Understanding, patience and reality: good medicine for elderly parents


When a child covers his or her ears so as not to hear what you have to say, most of us can’t help but think of it as ‘cute.’ But when an adult evades, denies or ignores something significant, that’s where ‘cute’ ends and ‘denial’ begins. It’s the equivalent of putting a hand over the brain and saying, “If I don’t think about it, then it’s not real,” or, “If I cover my ears, then there’s no sound.” Both are equally ridiculous.

Many readers tell me that this column is mostly ‘just common sense.’ Yes, much of it is. But the problem with human beings is that they don’t always do what they know makes sense. They sometimes operate on subconscious—yet false—beliefs, and when the results end up being unpleasant, they’re shocked. By challenging those subconscious beliefs, and resisting denial, the correct path will often make itself clear.

Sometimes we run up against others’ denial. A common example of this involves older parents who need to consider assisted living and the like. I have a friend who is going through this very thing. If his father (living alone in his late eighties and still pretty healthy overall) doesn’t make a change in his living arrangements, he will face both financial and logistical difficulty ‘sometime’ down the road. The father’s (very understandable) reaction was, at first, classic denial. ‘I’ve lived in the same house for sixty years. I don’t need to change at this late stage. I could die tomorrow. We’ll figure things out later.’

‘I could die tomorrow’ doesn’t sound like denial, but it is. He’s denying the other side of the coin: What if he doesn’t die tomorrow? And of what value is it to live with unnecessary financial risk and emotional stress? And how fair is it to impose this on his grown children when there are clearly other alternatives? I like the way my friend bottom-lined it with his father: ‘Dad, if we don’t take care of this now, then YOUR future emergency is going to become MY future emergency—and we’re going to have a lot fewer choices.’

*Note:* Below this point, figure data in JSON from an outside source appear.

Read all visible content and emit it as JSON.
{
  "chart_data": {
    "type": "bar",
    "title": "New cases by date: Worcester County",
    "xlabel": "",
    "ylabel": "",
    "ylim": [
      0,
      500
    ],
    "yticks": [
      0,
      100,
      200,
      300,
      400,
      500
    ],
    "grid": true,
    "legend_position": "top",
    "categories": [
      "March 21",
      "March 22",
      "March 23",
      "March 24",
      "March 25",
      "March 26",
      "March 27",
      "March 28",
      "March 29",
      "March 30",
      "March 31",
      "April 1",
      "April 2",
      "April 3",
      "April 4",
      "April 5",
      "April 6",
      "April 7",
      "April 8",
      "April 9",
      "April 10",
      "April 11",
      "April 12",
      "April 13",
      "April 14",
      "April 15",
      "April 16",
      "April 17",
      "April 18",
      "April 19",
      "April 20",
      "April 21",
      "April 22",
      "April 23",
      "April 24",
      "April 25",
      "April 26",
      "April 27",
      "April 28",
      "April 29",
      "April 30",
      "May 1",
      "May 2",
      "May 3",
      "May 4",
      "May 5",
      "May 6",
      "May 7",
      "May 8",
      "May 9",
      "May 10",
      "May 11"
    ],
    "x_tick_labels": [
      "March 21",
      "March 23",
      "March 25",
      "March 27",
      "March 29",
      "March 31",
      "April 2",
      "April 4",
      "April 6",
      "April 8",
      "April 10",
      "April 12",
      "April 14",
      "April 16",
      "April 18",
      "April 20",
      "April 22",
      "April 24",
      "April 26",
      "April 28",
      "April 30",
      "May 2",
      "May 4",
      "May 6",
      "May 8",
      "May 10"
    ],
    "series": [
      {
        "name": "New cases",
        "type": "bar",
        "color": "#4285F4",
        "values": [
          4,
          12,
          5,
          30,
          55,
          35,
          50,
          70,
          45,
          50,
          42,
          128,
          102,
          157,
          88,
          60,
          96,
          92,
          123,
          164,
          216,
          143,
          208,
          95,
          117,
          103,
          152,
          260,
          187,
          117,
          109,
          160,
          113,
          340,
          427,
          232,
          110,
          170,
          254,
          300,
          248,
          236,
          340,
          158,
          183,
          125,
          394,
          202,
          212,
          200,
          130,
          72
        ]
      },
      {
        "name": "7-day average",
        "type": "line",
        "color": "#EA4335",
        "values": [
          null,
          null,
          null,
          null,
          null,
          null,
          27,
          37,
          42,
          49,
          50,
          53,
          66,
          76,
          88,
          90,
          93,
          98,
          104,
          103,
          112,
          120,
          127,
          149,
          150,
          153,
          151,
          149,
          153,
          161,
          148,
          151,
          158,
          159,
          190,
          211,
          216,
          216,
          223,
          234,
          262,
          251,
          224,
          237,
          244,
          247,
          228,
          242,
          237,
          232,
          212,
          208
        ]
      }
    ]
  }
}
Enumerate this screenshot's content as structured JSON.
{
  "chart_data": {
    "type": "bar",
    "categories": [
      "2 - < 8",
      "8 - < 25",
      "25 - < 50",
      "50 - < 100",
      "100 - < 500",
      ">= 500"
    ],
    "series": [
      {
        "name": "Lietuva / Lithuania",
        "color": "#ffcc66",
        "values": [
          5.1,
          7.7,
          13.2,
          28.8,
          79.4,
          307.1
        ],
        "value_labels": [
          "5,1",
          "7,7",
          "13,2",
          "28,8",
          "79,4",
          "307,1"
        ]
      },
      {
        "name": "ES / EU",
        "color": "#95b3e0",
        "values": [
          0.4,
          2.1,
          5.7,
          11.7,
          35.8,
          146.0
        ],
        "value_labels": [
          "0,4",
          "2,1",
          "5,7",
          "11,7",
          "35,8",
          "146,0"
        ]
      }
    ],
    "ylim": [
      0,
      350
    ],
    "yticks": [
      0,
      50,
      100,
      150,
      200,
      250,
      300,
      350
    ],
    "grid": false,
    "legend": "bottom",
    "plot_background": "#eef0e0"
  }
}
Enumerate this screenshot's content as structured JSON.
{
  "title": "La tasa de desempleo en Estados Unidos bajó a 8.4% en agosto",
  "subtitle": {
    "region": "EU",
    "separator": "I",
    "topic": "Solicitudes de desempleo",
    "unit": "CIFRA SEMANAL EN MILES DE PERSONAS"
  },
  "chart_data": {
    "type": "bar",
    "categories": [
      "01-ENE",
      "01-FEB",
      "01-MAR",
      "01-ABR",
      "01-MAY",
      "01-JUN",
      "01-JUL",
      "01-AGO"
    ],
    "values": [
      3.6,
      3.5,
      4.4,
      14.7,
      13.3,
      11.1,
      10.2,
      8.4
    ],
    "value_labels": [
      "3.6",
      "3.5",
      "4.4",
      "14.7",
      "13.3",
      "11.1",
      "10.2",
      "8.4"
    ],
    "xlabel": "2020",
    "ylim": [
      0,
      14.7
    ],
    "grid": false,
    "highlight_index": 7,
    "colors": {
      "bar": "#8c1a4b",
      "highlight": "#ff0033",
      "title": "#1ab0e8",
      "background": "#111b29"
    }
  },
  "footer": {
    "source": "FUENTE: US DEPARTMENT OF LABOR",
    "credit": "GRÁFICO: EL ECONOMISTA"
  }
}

I realize some might say: ‘Your father raised you and took care of you when you were helpless. Why won’t you do the same, now that he’s vulnerable?’ For one thing, there’s a difference between vulnerable as opposed to being a helpless child. Most eighty-year-olds can do more for themselves than the typical five-year-old, assuming they’re not paralyzed by illness. In addition, the parent of a toddler has the final say. If your five-year-old throws a perfectly understandable tantrum because you’re moving and leaving his friends, you don’t stop and say, ‘Well, we can’t move. He’s not happy with it.’

My experience has shown that most older people in these dilemmas have no intention of burdening anyone unnecessarily. Some denial, at first, is completely understandable. It’s part of the process of coping and staying sane. It only becomes a severe problem if denial becomes a long-term ‘coping’ strategy, rather than an initial response to cushion the impact of a difficult life change. Who couldn’t feel for the elderly father in this situation? Leaving your long-time home, and going through one of life’s major stressors—moving—is surely no picnic! But, at the same time, other factors must be considered. The grown child—with his or her own life and responsibilities—is entitled to not to have his parent(s) become a ‘future emergency’ if circumstances exist that can prevent it.

Family, friends and even the elderly parent, unaware of all the relevant facts, will sometimes invite us to ‘cover our brains.’ They might hang up the phone, they might become verbally hostile, or—my favorite—they might play the guilt card. ‘That’s OK, move me to assisted living; I’m going to die unhappy, anyway.’ Well, isn’t that nice. Though there’s much to feel for this elderly parent, the invitation to deny the facts is not a friendly one. The guilt card is the oldest trick in the book.

The guilt card is learned behavior. Typically, it’s a 3-step process: (1) the guilt is unfairly imposed on us (often as children), (2) we fail to sufficiently question or challenge it, and (3) we turn around and play it out with others. But placing unearned guilt on others is wrong and unfair. If someone laid guilt on you, and it ‘worked,’ then you have to take responsibility for the fact that you allowed it to work. And age is no excuse. However unpleasant reality and logic can sometimes be, the cycle has to stop somewhere.

Dealing with aged parents and necessary life changes can be one of the most difficult things a family can go through. But the pain and upheaval will only be worse if finger pointing and unrealistic defiance are allowed to become part of the process. Common sense and reality, along with love and understanding, will trump guilt and denial every time.